The Department of Natural Resources is five months into a pilot project in which about a dozen stations with rotating cameras have been installed on state land.
“They are in high-priority areas where we’ve experienced a large number of fires,” said Angie Lane, the assistant manager for DNR’s wildfire division. “That, combined with the topography and the fuels that are located at those sites, makes them prime locations for each detection system.”
Lane spoke at a press conference Thursday in Ellensburg.
The cameras are linked to the system created by Pano AI, a San Francisco company that works with fire agencies around the nation. That system is connected to the rest of the wired world by T-Mobile’s 5G network.
“The artificial intelligence is looking for the very first signs of wildfire smoke,” said Kathryn Williams, the business development manager at Pano AI and a former wildland firefighter.
When the cameras spot what could be a fire, the AI data is reviewed by human inspectors at Pano who monitor the system 24/7.
“We also ingest other data feeds, like NOAA (National Oceanic and Atmospheric Administration) satellites and 911, that are coming into our intelligence center, and we’re using our camera to ground-truth that intelligence before alerting DNR,” Williams said.
If a fire is suspected, Pano contacts DNR, which begins the process of dispatching state and local fire crews and resources to the fire, said Lands Commissioner Hilary Franz.
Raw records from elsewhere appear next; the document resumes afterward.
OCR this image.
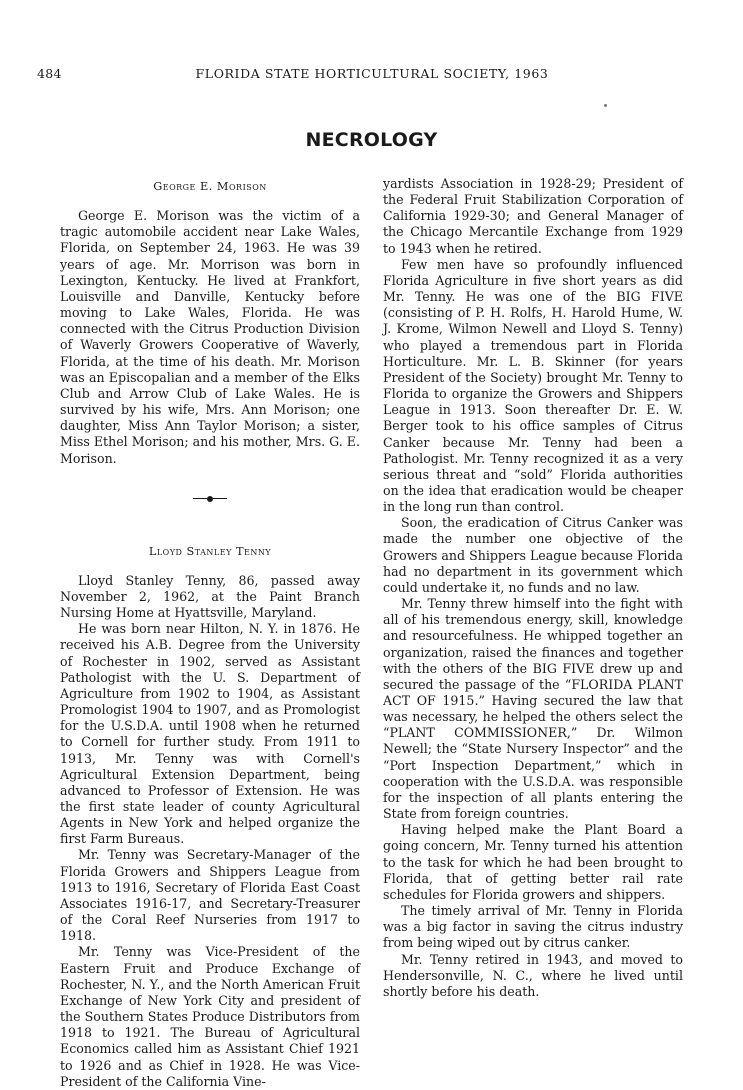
484	FLORIDA STATE HORTICULTURAL SOCIETY, 1963
NECROLOGY
George E. Morison

George E. Morison was the victim of a tragic automobile accident near Lake Wales, Florida, on September 24, 1963. He was 39 years of age. Mr. Morrison was born in Lexington, Kentucky. He lived at Frankfort, Louisville and Danville, Kentucky before moving to Lake Wales, Florida. He was connected with the Citrus Production Division of Waverly Growers Cooperative of Waverly, Florida, at the time of his death. Mr. Morison was an Episcopalian and a member of the Elks Club and Arrow Club of Lake Wales. He is survived by his wife, Mrs. Ann Morison; one daughter, Miss Ann Taylor Morison; a sister, Miss Ethel Morison; and his mother, Mrs. G. E. Morison.

Lloyd Stanley Tenny

Lloyd Stanley Tenny, 86, passed away November 2, 1962, at the Paint Branch Nursing Home at Hyattsville, Maryland.

He was born near Hilton, N. Y. in 1876. He received his A.B. Degree from the University of Rochester in 1902, served as Assistant Pathologist with the U. S. Department of Agriculture from 1902 to 1904, as Assistant Promologist 1904 to 1907, and as Promologist for the U.S.D.A. until 1908 when he returned to Cornell for further study. From 1911 to 1913, Mr. Tenny was with Cornell's Agricultural Extension Department, being advanced to Professor of Extension. He was the first state leader of county Agricultural Agents in New York and helped organize the first Farm Bureaus.

Mr. Tenny was Secretary-Manager of the Florida Growers and Shippers League from 1913 to 1916, Secretary of Florida East Coast Associates 1916-17, and Secretary-Treasurer of the Coral Reef Nurseries from 1917 to 1918.

Mr. Tenny was Vice-President of the Eastern Fruit and Produce Exchange of Rochester, N. Y., and the North American Fruit Exchange of New York City and president of the Southern States Produce Distributors from 1918 to 1921. The Bureau of Agricultural Economics called him as Assistant Chief 1921 to 1926 and as Chief in 1928. He was Vice-President of the California Vine-

yardists Association in 1928-29; President of the Federal Fruit Stabilization Corporation of California 1929-30; and General Manager of the Chicago Mercantile Exchange from 1929 to 1943 when he retired.

Few men have so profoundly influenced Florida Agriculture in five short years as did Mr. Tenny. He was one of the BIG FIVE (consisting of P. H. Rolfs, H. Harold Hume, W. J. Krome, Wilmon Newell and Lloyd S. Tenny) who played a tremendous part in Florida Horticulture. Mr. L. B. Skinner (for years President of the Society) brought Mr. Tenny to Florida to organize the Growers and Shippers League in 1913. Soon thereafter Dr. E. W. Berger took to his office samples of Citrus Canker because Mr. Tenny had been a Pathologist. Mr. Tenny recognized it as a very serious threat and “sold” Florida authorities on the idea that eradication would be cheaper in the long run than control.

Soon, the eradication of Citrus Canker was made the number one objective of the Growers and Shippers League because Florida had no department in its government which could undertake it, no funds and no law.

Mr. Tenny threw himself into the fight with all of his tremendous energy, skill, knowledge and resourcefulness. He whipped together an organization, raised the finances and together with the others of the BIG FIVE drew up and secured the passage of the “FLORIDA PLANT ACT OF 1915.” Having secured the law that was necessary, he helped the others select the “PLANT COMMISSIONER,” Dr. Wilmon Newell; the “State Nursery Inspector” and the “Port Inspection Department,” which in cooperation with the U.S.D.A. was responsible for the inspection of all plants entering the State from foreign countries.

Having helped make the Plant Board a going concern, Mr. Tenny turned his attention to the task for which he had been brought to Florida, that of getting better rail rate schedules for Florida growers and shippers.

The timely arrival of Mr. Tenny in Florida was a big factor in saving the citrus industry from being wiped out by citrus canker.

Mr. Tenny retired in 1943, and moved to Hendersonville, N. C., where he lived until shortly before his death.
“Not only is it helping us get on those fires quickly and know how big it is and what kind of resources and what the terrain is, our goal is to be able to get this information down to our public communities, our emergency responders, those who are out there trying to inform the public about where the fire location is. Where is it moving? Do you need to evacuate? What level of evacuation?” she said.
DNR plans to install about 10 more camera stations by the time the pilot program ends next summer.
“I remember here, in 2017, where smoke would happen in the air, somebody would call it in. You didn’t know if it was a big fire or where the fire was and we would send out an engine,” Franz said. “They get to it and, ‘yeah, we’ll probably need four more engines and then we’ll contain it.’ As we know, with this wind and dry fuel load, we’re then way behind the ball on the fire.”
Franz said, if AI technology proves valuable in helping crews get to fires earlier, she’ll look to post more camera stations around the state. The pilot project is funded by state money, but she says her agency will look to develop partnerships with other organizations to expand the network to federal, tribal and private lands.
She says cameras are not only valuable in monitoring wildfires, but could also help land management agencies keep better tabs on their prescribed burns.